O presidente dos EUA, Donald Trump, disse que vão entrar em vigor tarifas de 25% ao Canadá e ao México a partir de terça-feira, dia 4 de março, além de duplicar a tarifa universal de 10% cobrada à China.
Numa publicação esta quinta-feira na Truth Social, Trump disse que drogas ilícitas como o fentanil estão a ser contrabandeadas para os Estados Unidos a “níveis inaceitáveis” e que as taxas de importação obrigam outros países a reprimir o tráfico.
“Não podemos permitir que este flagelo continue a prejudicar os EUA e, por isso, até que pare ou seja seriamente limitado, as tarifas propostas, previstas para entrarem em vigor no dia 4 de março, entrarão, de facto, em vigor, como previsto”, escreveu o Presidente republicano.
A perspetiva de uma escalada dos direitos aduaneiros já lançou a economia mundial em turbulência, com os consumidores a manifestarem receio de que a inflação se agrave e o setor automóvel possa vir a sofrer caso os dois maiores parceiros comerciais dos Estados Unidos, o Canadá e o México, sejam sobrecarregados com impostos.

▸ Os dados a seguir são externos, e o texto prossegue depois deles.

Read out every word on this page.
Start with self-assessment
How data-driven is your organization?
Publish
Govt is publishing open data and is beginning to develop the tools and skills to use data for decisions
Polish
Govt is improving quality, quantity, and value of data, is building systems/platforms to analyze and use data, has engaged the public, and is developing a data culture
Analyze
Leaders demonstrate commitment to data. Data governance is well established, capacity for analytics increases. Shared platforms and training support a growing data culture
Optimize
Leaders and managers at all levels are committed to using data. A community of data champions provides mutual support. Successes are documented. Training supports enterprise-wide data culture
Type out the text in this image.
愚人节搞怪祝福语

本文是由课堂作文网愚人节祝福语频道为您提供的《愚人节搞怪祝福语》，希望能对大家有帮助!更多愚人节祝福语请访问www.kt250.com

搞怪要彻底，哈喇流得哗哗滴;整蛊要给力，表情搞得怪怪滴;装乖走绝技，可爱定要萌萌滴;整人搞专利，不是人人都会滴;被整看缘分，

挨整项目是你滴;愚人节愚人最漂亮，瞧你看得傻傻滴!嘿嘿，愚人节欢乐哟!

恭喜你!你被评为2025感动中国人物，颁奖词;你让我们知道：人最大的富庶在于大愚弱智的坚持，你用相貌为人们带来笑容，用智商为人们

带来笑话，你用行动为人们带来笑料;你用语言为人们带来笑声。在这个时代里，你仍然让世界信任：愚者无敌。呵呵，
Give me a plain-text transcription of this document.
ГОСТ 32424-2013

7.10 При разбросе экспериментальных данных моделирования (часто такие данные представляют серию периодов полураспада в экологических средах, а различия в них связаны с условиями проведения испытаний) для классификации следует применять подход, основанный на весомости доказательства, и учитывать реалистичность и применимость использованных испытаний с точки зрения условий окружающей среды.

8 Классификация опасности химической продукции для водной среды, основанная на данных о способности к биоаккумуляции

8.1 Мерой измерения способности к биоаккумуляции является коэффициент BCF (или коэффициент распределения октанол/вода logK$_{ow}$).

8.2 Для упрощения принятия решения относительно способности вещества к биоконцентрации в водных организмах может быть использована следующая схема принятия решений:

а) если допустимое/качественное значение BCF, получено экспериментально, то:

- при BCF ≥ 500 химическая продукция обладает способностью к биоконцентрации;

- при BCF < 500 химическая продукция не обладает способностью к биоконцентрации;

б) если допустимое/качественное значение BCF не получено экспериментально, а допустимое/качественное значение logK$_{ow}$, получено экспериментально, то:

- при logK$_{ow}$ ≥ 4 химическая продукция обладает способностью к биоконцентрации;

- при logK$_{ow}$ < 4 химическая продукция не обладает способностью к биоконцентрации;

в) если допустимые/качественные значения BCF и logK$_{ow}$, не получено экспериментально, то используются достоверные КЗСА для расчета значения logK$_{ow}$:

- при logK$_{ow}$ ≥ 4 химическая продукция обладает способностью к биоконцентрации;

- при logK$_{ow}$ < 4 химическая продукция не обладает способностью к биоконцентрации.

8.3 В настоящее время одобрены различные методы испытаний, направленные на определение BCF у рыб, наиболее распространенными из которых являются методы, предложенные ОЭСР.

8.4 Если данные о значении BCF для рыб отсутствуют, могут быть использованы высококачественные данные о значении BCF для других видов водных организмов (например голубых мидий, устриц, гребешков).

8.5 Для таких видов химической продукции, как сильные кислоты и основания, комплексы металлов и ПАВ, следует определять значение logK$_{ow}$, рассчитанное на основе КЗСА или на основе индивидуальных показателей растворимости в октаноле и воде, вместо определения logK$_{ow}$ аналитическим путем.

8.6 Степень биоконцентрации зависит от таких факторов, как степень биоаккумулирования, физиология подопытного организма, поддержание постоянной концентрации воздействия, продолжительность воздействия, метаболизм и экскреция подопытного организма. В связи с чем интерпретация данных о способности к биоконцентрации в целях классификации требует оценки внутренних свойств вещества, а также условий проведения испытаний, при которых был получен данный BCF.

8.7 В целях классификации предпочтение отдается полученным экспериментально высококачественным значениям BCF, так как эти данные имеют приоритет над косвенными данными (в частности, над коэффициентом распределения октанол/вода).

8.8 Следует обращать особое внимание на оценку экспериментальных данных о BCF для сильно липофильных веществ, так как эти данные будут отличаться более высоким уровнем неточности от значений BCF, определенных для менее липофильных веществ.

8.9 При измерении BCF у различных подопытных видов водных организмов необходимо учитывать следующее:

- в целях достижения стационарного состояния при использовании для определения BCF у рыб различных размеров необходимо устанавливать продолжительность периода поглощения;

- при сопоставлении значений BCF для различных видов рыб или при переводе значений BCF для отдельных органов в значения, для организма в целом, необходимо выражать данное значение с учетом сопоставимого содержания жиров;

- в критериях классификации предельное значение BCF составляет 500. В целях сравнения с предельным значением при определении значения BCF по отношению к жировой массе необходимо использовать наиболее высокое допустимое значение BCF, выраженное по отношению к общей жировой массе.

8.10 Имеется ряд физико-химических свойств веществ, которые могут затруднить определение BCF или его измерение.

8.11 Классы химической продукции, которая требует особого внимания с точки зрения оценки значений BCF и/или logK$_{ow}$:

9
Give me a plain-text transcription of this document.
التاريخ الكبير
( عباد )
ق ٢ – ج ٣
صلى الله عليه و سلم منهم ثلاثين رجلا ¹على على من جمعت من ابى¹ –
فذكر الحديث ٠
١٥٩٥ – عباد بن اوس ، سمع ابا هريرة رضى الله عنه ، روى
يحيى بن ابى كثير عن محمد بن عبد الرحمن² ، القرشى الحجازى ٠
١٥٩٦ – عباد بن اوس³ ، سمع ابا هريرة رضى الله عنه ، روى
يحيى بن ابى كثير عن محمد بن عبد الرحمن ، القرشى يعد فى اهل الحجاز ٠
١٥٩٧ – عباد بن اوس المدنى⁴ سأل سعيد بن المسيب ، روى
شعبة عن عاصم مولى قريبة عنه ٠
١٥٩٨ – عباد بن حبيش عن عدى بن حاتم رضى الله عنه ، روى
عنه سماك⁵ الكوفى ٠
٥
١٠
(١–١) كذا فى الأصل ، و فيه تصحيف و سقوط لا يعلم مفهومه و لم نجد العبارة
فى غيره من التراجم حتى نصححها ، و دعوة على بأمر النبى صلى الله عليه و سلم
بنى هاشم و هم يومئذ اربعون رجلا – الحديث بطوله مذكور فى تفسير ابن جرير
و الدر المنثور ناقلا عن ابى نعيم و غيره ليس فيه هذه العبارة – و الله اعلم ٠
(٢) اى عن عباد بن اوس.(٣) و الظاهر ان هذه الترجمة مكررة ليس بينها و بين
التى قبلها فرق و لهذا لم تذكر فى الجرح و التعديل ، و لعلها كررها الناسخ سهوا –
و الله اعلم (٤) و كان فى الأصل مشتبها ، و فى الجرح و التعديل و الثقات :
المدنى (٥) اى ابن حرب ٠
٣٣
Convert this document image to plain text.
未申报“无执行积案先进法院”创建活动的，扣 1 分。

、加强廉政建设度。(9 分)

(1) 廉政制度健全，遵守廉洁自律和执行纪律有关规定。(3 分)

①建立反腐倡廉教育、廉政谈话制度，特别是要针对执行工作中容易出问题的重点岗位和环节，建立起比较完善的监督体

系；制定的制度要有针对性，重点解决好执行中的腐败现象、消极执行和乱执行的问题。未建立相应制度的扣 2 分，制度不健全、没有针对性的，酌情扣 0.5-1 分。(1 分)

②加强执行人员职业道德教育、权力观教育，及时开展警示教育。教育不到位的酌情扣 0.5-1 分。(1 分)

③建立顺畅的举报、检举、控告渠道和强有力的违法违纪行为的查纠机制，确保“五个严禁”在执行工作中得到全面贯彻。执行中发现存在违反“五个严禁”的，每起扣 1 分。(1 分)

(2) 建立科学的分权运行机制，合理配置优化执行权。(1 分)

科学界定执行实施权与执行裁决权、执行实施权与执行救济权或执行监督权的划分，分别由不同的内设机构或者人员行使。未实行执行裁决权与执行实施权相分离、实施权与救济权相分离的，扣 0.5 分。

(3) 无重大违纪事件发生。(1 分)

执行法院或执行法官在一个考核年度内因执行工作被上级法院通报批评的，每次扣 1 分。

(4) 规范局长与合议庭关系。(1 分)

Esta declaração de Trump vem na sequência do anúncio, na quarta-feira, de tarifas de 25% sobre os produtos europeus.
Trump anuncia “para breve” tarifas de 25% para importações da Europa
“Tomámos a decisão e anunciá-la-emos em breve: será de 25%”, garantiu Trump, no final da primeira reunião do seu Governo na Casa Branca, acrescentando que a mesma percentagem de tarifas será aplicada aos produtos canadianos e mexicanos, a partir de 2 de abril.
Contudo, o Presidente dos EUA decidiu antecipar a imposição de tarifas ao México e ao Canadá.
Em relação aos produtos europeus, a Comissão Europeia já contestou o novo anúncio do Presidente norte-americano, garantindo estar preparada para “reagir de forma firme”, e alertou para o “risco de fragmentação económica global”.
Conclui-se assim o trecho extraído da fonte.